A woman stood on the porch of a neighboring florist shop. I drove up and lowered the window.
“You’re looking for Patsy Cline, aren’t you?” she asked.
“We’ve driven 400 miles.”
She pointed to a tree, then to a memorial bench and said we’d find the grave there.
“It doesn’t say ‘Patsy Cline.’ It says ‘Dick,’ her married name.”
She reached in the window and patted me on the arm in sympathy, knowing that I must be crazy about Patsy.
What about the bell tower? I was expecting it to play “Sweet Dreams.”
The bell tower, erected with the help of Dottie West and Loretta Lynn, is out of order, the florist told me. It was designed to play at 6 p.m., the time of the plane crash March 5, 1963 near Camden, Tenn., the country genre’s version of the Day the Music Died. The bell recently started playing at odd times, even during funeral services. The music has been stopped until the system is fixed.
We quickly reached our destination.
Under the heading of “DICK,” the marker reads, “Virginia H. (Patsy) Cline. ‘Death Cannot Kill What Never Dies: Love’.”
My pilgrimage was complete. On our trips over the years to see three precious granddaughters, I had thought wistfully of visiting the grave of the country siren. We have always been in too much of a hurry and didn’t know how to find the cemetery.
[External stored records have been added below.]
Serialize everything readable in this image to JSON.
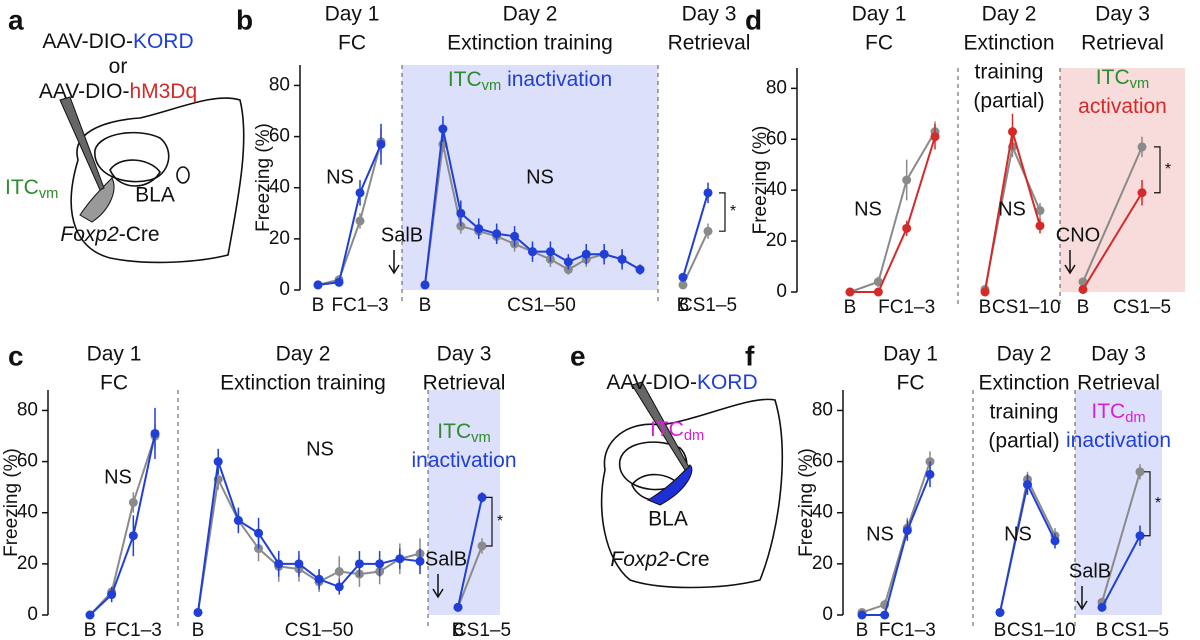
{
  "panel_labels": [
    "a",
    "b",
    "c",
    "d",
    "e",
    "f"
  ],
  "diagrams": [
    {
      "virus": [
        [
          {
            "text": "AAV-DIO-"
          },
          {
            "text": "KORD",
            "color": "#1f3fd6"
          }
        ],
        [
          {
            "text": "or"
          }
        ],
        [
          {
            "text": "AAV-DIO-"
          },
          {
            "text": "hM3Dq",
            "color": "#d42a2a"
          }
        ]
      ],
      "target": [
        {
          "text": "ITC",
          "color": "#2e8b2e"
        },
        {
          "text": "vm",
          "sub": true,
          "color": "#2e8b2e"
        }
      ],
      "region": "BLA",
      "line": [
        {
          "text": "Foxp2",
          "italic": true
        },
        {
          "text": "-Cre"
        }
      ]
    },
    {
      "virus": [
        [
          {
            "text": "AAV-DIO-"
          },
          {
            "text": "KORD",
            "color": "#1f3fd6"
          }
        ]
      ],
      "target": [
        {
          "text": "ITC",
          "color": "#d61fd6"
        },
        {
          "text": "dm",
          "sub": true,
          "color": "#d61fd6"
        }
      ],
      "region": "BLA",
      "line": [
        {
          "text": "Foxp2",
          "italic": true
        },
        {
          "text": "-Cre"
        }
      ]
    }
  ],
  "chart_data": [
    {
      "type": "line",
      "ylabel": "Freezing (%)",
      "ylim": [
        0,
        88
      ],
      "yticks": [
        0,
        20,
        40,
        60,
        80
      ],
      "shade_segment": 1,
      "shade_color": "#dde0fa",
      "shade_label": [
        [
          {
            "text": "ITC",
            "color": "#2e8b2e"
          },
          {
            "text": "vm",
            "sub": true,
            "color": "#2e8b2e"
          },
          {
            "text": " inactivation",
            "color": "#1f3fd6"
          }
        ]
      ],
      "annotations": [
        {
          "text": "NS"
        },
        {
          "text": "NS"
        },
        {
          "text": "SalB"
        },
        {
          "text": "*"
        }
      ],
      "segments": [
        {
          "headers": [
            "Day 1",
            "FC"
          ],
          "categories": [
            "B",
            "FC1–3",
            null,
            null
          ],
          "series": [
            {
              "color": "#8a8a8a",
              "values": [
                2,
                4,
                27,
                58
              ],
              "errors": [
                1,
                1,
                3,
                5
              ]
            },
            {
              "color": "#1f3fd6",
              "values": [
                2,
                3,
                38,
                57
              ],
              "errors": [
                1,
                1,
                5,
                8
              ]
            }
          ]
        },
        {
          "headers": [
            "Day 2",
            "Extinction training"
          ],
          "categories": [
            "B",
            "CS1–50",
            null,
            null,
            null,
            null,
            null,
            null,
            null,
            null,
            null,
            null,
            null
          ],
          "series": [
            {
              "color": "#8a8a8a",
              "values": [
                2,
                57,
                25,
                23,
                21,
                18,
                15,
                12,
                8,
                12,
                14,
                12,
                8
              ],
              "errors": [
                1,
                3,
                3,
                3,
                3,
                3,
                3,
                3,
                2,
                3,
                3,
                3,
                2
              ]
            },
            {
              "color": "#1f3fd6",
              "values": [
                2,
                63,
                30,
                24,
                22,
                21,
                15,
                15,
                11,
                14,
                14,
                12,
                8
              ],
              "errors": [
                1,
                5,
                5,
                4,
                4,
                4,
                4,
                4,
                3,
                4,
                4,
                4,
                2
              ]
            }
          ]
        },
        {
          "headers": [
            "Day 3",
            "Retrieval"
          ],
          "categories": [
            "B",
            "CS1–5"
          ],
          "series": [
            {
              "color": "#8a8a8a",
              "values": [
                2,
                23
              ],
              "errors": [
                1,
                3
              ]
            },
            {
              "color": "#1f3fd6",
              "values": [
                5,
                38
              ],
              "errors": [
                1,
                4
              ]
            }
          ]
        }
      ]
    },
    {
      "type": "line",
      "ylabel": "Freezing (%)",
      "ylim": [
        0,
        88
      ],
      "yticks": [
        0,
        20,
        40,
        60,
        80
      ],
      "shade_segment": 2,
      "shade_color": "#dde0fa",
      "shade_label": [
        [
          {
            "text": "ITC",
            "color": "#2e8b2e"
          },
          {
            "text": "vm",
            "sub": true,
            "color": "#2e8b2e"
          }
        ],
        [
          {
            "text": "inactivation",
            "color": "#1f3fd6"
          }
        ]
      ],
      "annotations": [
        {
          "text": "NS"
        },
        {
          "text": "NS"
        },
        {
          "text": "SalB"
        },
        {
          "text": "*"
        }
      ],
      "segments": [
        {
          "headers": [
            "Day 1",
            "FC"
          ],
          "categories": [
            "B",
            "FC1–3",
            null,
            null
          ],
          "series": [
            {
              "color": "#8a8a8a",
              "values": [
                0,
                9,
                44,
                70
              ],
              "errors": [
                1,
                2,
                4,
                5
              ]
            },
            {
              "color": "#1f3fd6",
              "values": [
                0,
                8,
                31,
                71
              ],
              "errors": [
                1,
                3,
                8,
                10
              ]
            }
          ]
        },
        {
          "headers": [
            "Day 2",
            "Extinction training"
          ],
          "categories": [
            "B",
            "CS1–50",
            null,
            null,
            null,
            null,
            null,
            null,
            null,
            null,
            null,
            null
          ],
          "series": [
            {
              "color": "#8a8a8a",
              "values": [
                1,
                53,
                37,
                26,
                19,
                18,
                13,
                17,
                16,
                17,
                22,
                24
              ],
              "errors": [
                1,
                4,
                4,
                5,
                6,
                5,
                4,
                6,
                5,
                5,
                6,
                6
              ]
            },
            {
              "color": "#1f3fd6",
              "values": [
                1,
                60,
                37,
                32,
                20,
                20,
                14,
                11,
                20,
                20,
                22,
                21
              ],
              "errors": [
                1,
                5,
                5,
                6,
                5,
                5,
                4,
                3,
                5,
                5,
                4,
                5
              ]
            }
          ]
        },
        {
          "headers": [
            "Day 3",
            "Retrieval"
          ],
          "categories": [
            "B",
            "CS1–5"
          ],
          "series": [
            {
              "color": "#8a8a8a",
              "values": [
                3,
                27
              ],
              "errors": [
                1,
                3
              ]
            },
            {
              "color": "#1f3fd6",
              "values": [
                3,
                46
              ],
              "errors": [
                1,
                2
              ]
            }
          ]
        }
      ]
    },
    {
      "type": "line",
      "ylabel": "Freezing (%)",
      "ylim": [
        0,
        88
      ],
      "yticks": [
        0,
        20,
        40,
        60,
        80
      ],
      "shade_segment": 2,
      "shade_color": "#f7dcdb",
      "shade_label": [
        [
          {
            "text": "ITC",
            "color": "#2e8b2e"
          },
          {
            "text": "vm",
            "sub": true,
            "color": "#2e8b2e"
          }
        ],
        [
          {
            "text": "activation",
            "color": "#d42a2a"
          }
        ]
      ],
      "annotations": [
        {
          "text": "NS"
        },
        {
          "text": "NS"
        },
        {
          "text": "CNO"
        },
        {
          "text": "*"
        }
      ],
      "segments": [
        {
          "headers": [
            "Day 1",
            "FC"
          ],
          "categories": [
            "B",
            "FC1–3",
            null,
            null
          ],
          "series": [
            {
              "color": "#8a8a8a",
              "values": [
                0,
                4,
                44,
                63
              ],
              "errors": [
                0.5,
                2,
                8,
                4
              ]
            },
            {
              "color": "#d42a2a",
              "values": [
                0,
                0,
                25,
                61
              ],
              "errors": [
                0.5,
                0.5,
                3,
                5
              ]
            }
          ]
        },
        {
          "headers": [
            "Day 2",
            "Extinction",
            "training",
            "(partial)"
          ],
          "categories": [
            "B",
            "CS1–10",
            null
          ],
          "series": [
            {
              "color": "#8a8a8a",
              "values": [
                1,
                57,
                32
              ],
              "errors": [
                0.5,
                4,
                3
              ]
            },
            {
              "color": "#d42a2a",
              "values": [
                0,
                63,
                26
              ],
              "errors": [
                0.5,
                7,
                3
              ]
            }
          ]
        },
        {
          "headers": [
            "Day 3",
            "Retrieval"
          ],
          "categories": [
            "B",
            "CS1–5"
          ],
          "series": [
            {
              "color": "#8a8a8a",
              "values": [
                4,
                57
              ],
              "errors": [
                1,
                4
              ]
            },
            {
              "color": "#d42a2a",
              "values": [
                1,
                39
              ],
              "errors": [
                1,
                5
              ]
            }
          ]
        }
      ]
    },
    {
      "type": "line",
      "ylabel": "Freezing (%)",
      "ylim": [
        0,
        88
      ],
      "yticks": [
        0,
        20,
        40,
        60,
        80
      ],
      "shade_segment": 2,
      "shade_color": "#dde0fa",
      "shade_label": [
        [
          {
            "text": "ITC",
            "color": "#d61fd6"
          },
          {
            "text": "dm",
            "sub": true,
            "color": "#d61fd6"
          }
        ],
        [
          {
            "text": "inactivation",
            "color": "#1f3fd6"
          }
        ]
      ],
      "annotations": [
        {
          "text": "NS"
        },
        {
          "text": "NS"
        },
        {
          "text": "SalB"
        },
        {
          "text": "*"
        }
      ],
      "segments": [
        {
          "headers": [
            "Day 1",
            "FC"
          ],
          "categories": [
            "B",
            "FC1–3",
            null,
            null
          ],
          "series": [
            {
              "color": "#8a8a8a",
              "values": [
                1,
                4,
                34,
                60
              ],
              "errors": [
                0.5,
                2,
                4,
                4
              ]
            },
            {
              "color": "#1f3fd6",
              "values": [
                0,
                0,
                33,
                55
              ],
              "errors": [
                0.5,
                0.5,
                4,
                5
              ]
            }
          ]
        },
        {
          "headers": [
            "Day 2",
            "Extinction",
            "training",
            "(partial)"
          ],
          "categories": [
            "B",
            "CS1–10",
            null
          ],
          "series": [
            {
              "color": "#8a8a8a",
              "values": [
                1,
                53,
                31
              ],
              "errors": [
                0.5,
                3,
                3
              ]
            },
            {
              "color": "#1f3fd6",
              "values": [
                1,
                51,
                29
              ],
              "errors": [
                0.5,
                4,
                3
              ]
            }
          ]
        },
        {
          "headers": [
            "Day 3",
            "Retrieval"
          ],
          "categories": [
            "B",
            "CS1–5"
          ],
          "series": [
            {
              "color": "#8a8a8a",
              "values": [
                5,
                56
              ],
              "errors": [
                1,
                3
              ]
            },
            {
              "color": "#1f3fd6",
              "values": [
                3,
                31
              ],
              "errors": [
                1,
                4
              ]
            }
          ]
        }
      ]
    }
  ]
}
With the help of a smart phone gadget on Sunday, I learned the cemetery was at the next exit off Interstate 81 and four miles away. I veered off at the exit and the search was on.
This is Patsy Cline land.
Granddaughter Cayden attends Round Hill Elementary School, the same school where Patsy attended first grade. We buy pies at Hilltop Orchard where her troubled daddy worked before abandoning the family. The drug store where Virginia worked as a teen is still standing. The family home in Winchester is still there along with the radio station, WINC, where she performed.
I had four pennies, and I left them all atop the bronze marker along with the others left by fans who still get a thrill by Patsy Cline’s “Crazy.”